Le crépuscule des juges et de la loi

Publié le 2021-02-12 | Le Nouvelliste

En cinq jours, des forces politiques haïtiennes se sont affrontées sur l’interprétation à donner à un article de la Constitution de 1987 amendée en mai 2011, l’article 134.

Chacun, fort de son droit mais incapable d’en faire la démonstration certaine, a tenté la fuite en avant. Ce qui devait arriver arriva, les deux camps se sont mesurés.

Ceux qui étaient pour la fin du mandat du président Jovenel Moïse le 7 février 2021 ont tenté de mettre au pouvoir un juge. A cette date, ils n’ont pas réussi. Un juge a été en prison, un est dans le maquis, une autre prend des précautions de sécurité. Les trois juges ont été mis à la retraite et remplacés par de nouveaux juges. Leurs pairs restés en poste à la Cour de cassation ne leur ont pas manifesté de solidarité.

Ceux qui étaient pour la fin du mandat du président Jovenel Moïse le 7 février 2022 ont résisté aux assauts et aux manœuvres de leurs adversaires. De fait, Jovenel Moïse est toujours président de la République jusqu'à présent. Il dispose des pouvoirs de sa charge et interprète les lois à sa guise pour les rendre conformes à ses besoins.

Pour rappel, la Constitution de 1987 amendée ne prévoit nulle part qu’un juge de la Cour de cassation peut devenir président de la République. Cette disposition n’existait que dans la première version de la Constitution.

Pour rappel aussi, les juges de la Cour de cassation sont inamovibles pendant la durée de leur mandat. Leur nomination et leur révocation sont régies par la loi.

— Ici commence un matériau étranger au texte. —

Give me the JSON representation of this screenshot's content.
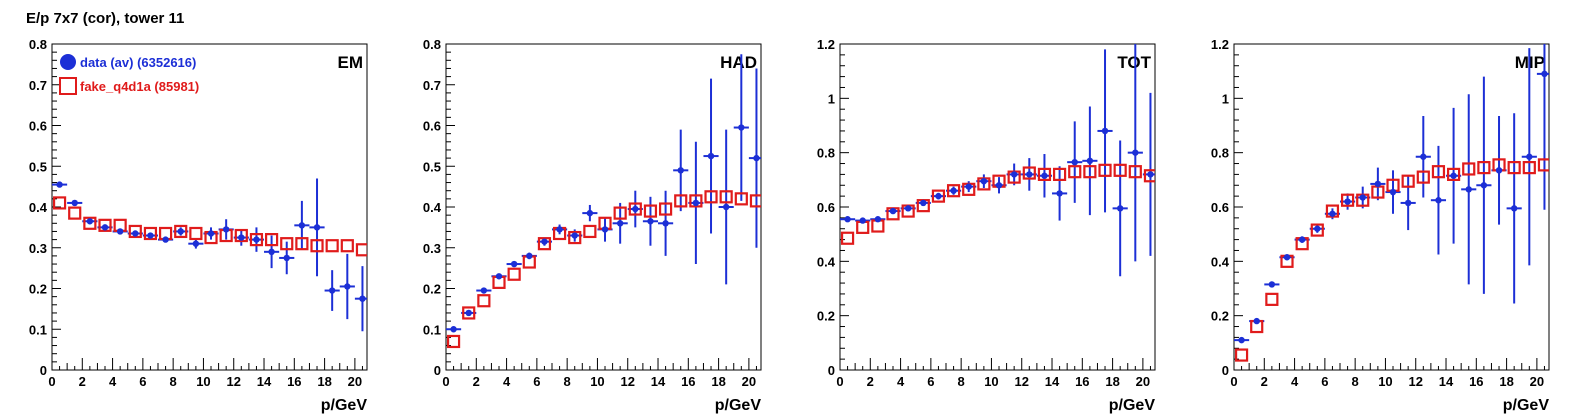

Depuis le 7 février, le pays ne respecte plus que la force. Dans l’épreuve comme dans les rapports entre les hommes et les institutions, la force prime.

Nous sommes, par la faute de deux pouvoirs qui s’affrontent, l’exécutif et le judiciaire, et en l'absence du législatif, de moins en moins dans les sentiers étroits de l’État de droit et de la démocratie.

Les juges et la loi connaissent des heures sombres et il n’y a presque plus personne dans l’appareil judiciaire qui peut trancher des différends. Les juges et l’exécutif ont cassé la machine, la légalité est devenue un vain mot.

La force, pas obligatoirement la violence, prime sur la loi et les juges.

Et comme la justice n’a jamais eu bonne réputation en Haïti, la population assiste à sa mise à mort sans se sentir concernée, comme ce fut le cas pour le Parlement.

« Encore une fois, Bouqui tue sa mère et festoie à ses funérailles après avoir mangé sa dépouille », diraient les plus vieux.